The film, in brief, involves a boy named Davey being picked up by a survey ship he calls Max, taken to Phalon, a star distant enough that he does not return for eight years despite traveling at speeds exceeding the speed of light and experiencing almost no time himself, and returned to a time and place where he has been a missing person expected to be considerably older than he is. Meanwhile, the survey ship crashes, is captured by NASA, and loses part of its database, so it needs the backup copy it stored in the "unused" part of Davey's brain. Then it is evident that Davey is not going to be able to live a normal life without returning to the time from which he was taken, so Max takes him back and releases him not far from where he was acquired. Sure, there are several problems there, and we address them in our analysis, but the time travel issues are our main focus.
The problem, as we saw it, is that the Davey who arrived in the future (1988) had been missing for most of a decade (since 1976), but that the temporal duplicate Max has now taken the duplicate Davey to Phalon and will return him in 1988--but that when that Davey returns home, the older version of himself will already be there, not having been missing at all; and the duplicate Max will also be captured by NASA and need to be rescued. We thus have a very complicated time travel problem. Our resolution, in a nutshell, involves the older Davey and his brother working with the younger Davey to free Max and send the younger Davey back to 1976; it also involves a sawtooth snap, because the experience of the younger Davey is different from that of his older counterpart, so he has different memories and is a different person, and we have to play the game again to get it right.

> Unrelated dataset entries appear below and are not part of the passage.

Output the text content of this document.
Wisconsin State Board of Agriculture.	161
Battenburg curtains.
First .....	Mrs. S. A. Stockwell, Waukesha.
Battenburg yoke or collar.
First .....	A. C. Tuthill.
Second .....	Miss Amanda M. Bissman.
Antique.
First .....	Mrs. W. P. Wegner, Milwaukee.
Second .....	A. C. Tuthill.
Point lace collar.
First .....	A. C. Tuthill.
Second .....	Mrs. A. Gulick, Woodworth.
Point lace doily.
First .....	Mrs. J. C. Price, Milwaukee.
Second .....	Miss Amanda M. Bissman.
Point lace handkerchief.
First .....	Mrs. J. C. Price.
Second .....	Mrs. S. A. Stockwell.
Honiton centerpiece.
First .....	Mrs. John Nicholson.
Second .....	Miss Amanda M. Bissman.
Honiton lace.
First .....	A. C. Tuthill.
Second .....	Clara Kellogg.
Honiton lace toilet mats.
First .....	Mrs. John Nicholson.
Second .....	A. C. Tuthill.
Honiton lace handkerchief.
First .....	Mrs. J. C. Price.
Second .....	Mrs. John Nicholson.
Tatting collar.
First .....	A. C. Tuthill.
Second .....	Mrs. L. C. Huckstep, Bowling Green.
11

Eugene suggests a shortcut to this, based on the known abilities of Max. Max has the ability to travel in time; he also has the ability to plant information in human brains. In theory, he could return Davey to 1976 and then rendezvous with himself, and upload to himself a datafile with all the needed information to avoid the events of the movie and cause Davey to remember them as if they happened. The duplicate Max would then know that he had to install the file (so he will be identical to his future counterpart) and write memories in Davey's brain before returning him directly to 1976, avoiding the NASA entanglement entirely.
As Eugene suggests, this would make a much less interesting movie, but it is a much neater solution to the temporal problems of the film. Because Max is ultimately an intelligent machine, he probably has the capacity (as we noted recently in looking at Free Birds) of programming himself to be identical in every way. Kudos for a clever solution, and thanks for reading.